Weidman has put it up to all the other ECB council members. By his version they only travel to Frankfurt to make up the numbers and get a nice lunch. His is the only vote on the ECB council.

Later in the article he threatens to thrown his rattler out of the pram, in not backing the communique agreed banking union, if he does not get his way.

No wonder European institutions have lost the confidence of European citizens. Is there a simple reason.
They have not been acting in the interests of European citizens.
They have to ask for Weidman’s permission to do anything.

“This is unbelievable stuff!”

@ Joseph Ryan

Indeed! I had Vosskuhle (senior judge in the German constitutional court) in mind as the likely candidate to light the torch paper but it seems that Weidmann is ahead at this stage.

@Joseph Ryan

No wonder European institutions have lost the confidence of European citizens. Is there a simple reason.
They have not been acting in the interests of European citizens.
They have to ask for Weidman’s permission to do anything.


To “anti-democratic” and “oligarchical” we should add “useless”.

In a wonderful current example ECB figurehead Draghi appears to have blown it. As American economist J W Mason noted in his excellent post Pain Is the Agenda: The Method in the ECB’s Madness “It’s hard to suppress a lingering suppression that central bankers are, after all, bankers.” and here we again see the tensions between between financial sector interests, European neoliberalism and Germany’s gold bug infestation have once again prevented any effective action from being taken.

Contra Draghi, we need some way to make EMU reversible.

The European Social Survey asks a bunch of questions about people’s trust (in police,legal system, politicians etc).
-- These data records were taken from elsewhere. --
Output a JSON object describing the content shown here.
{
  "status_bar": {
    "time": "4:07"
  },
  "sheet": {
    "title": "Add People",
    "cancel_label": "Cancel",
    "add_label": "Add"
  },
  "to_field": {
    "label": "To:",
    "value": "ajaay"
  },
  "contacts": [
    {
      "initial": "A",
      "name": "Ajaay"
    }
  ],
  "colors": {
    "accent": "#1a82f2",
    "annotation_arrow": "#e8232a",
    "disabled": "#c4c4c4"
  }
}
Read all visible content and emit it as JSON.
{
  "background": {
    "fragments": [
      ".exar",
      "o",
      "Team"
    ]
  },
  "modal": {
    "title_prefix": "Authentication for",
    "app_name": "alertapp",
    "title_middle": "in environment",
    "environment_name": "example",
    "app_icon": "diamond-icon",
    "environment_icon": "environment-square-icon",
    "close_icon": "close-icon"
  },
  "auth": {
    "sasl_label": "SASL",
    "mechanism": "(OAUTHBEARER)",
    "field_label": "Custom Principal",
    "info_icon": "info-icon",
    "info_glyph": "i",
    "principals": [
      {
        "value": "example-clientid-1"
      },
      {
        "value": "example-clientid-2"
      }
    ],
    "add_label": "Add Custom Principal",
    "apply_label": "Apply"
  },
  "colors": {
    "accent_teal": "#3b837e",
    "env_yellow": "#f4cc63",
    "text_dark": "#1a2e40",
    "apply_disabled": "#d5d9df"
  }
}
The only European institution it looks at is the European Parliament. It shows a fall in trust for Ireland in 2010 (on a scale of 0 to 10) but I wouldn’t call it a collapse.
Bear in mind that towards the end of the period people are showing less trust in most things:

2002 5.1
2004 5.4
2006 5.3
2008 4.7
2010 4.1

For a look at our trust in politicians, see my

Indeed. The 2012 data will be available next year so we can compare further. The parliament may not generate as strong a reaction as ECB or the Commision anyway.


Ireland’s link to sterling was a unilateral exchange rate peg. It was not a currency union. This is a very large (XXL) misunderstanding.

What is depressing is to see the same parochialism, gombeenism and pork-barrel coming out of Brussels (and the ECB) as out of the Dail and Seanad.

I don’t think you can simply characterise it as distrust of “destructive economic policies” because I don’t really see any economic policies. I see a continuation at the European level of the Irish government’s long held strategy of “sit on our hands, hope for the best and win the next election”.

The feeble-minded response to the deficit/banking crisis is as much at the EU/ECB as it is at home.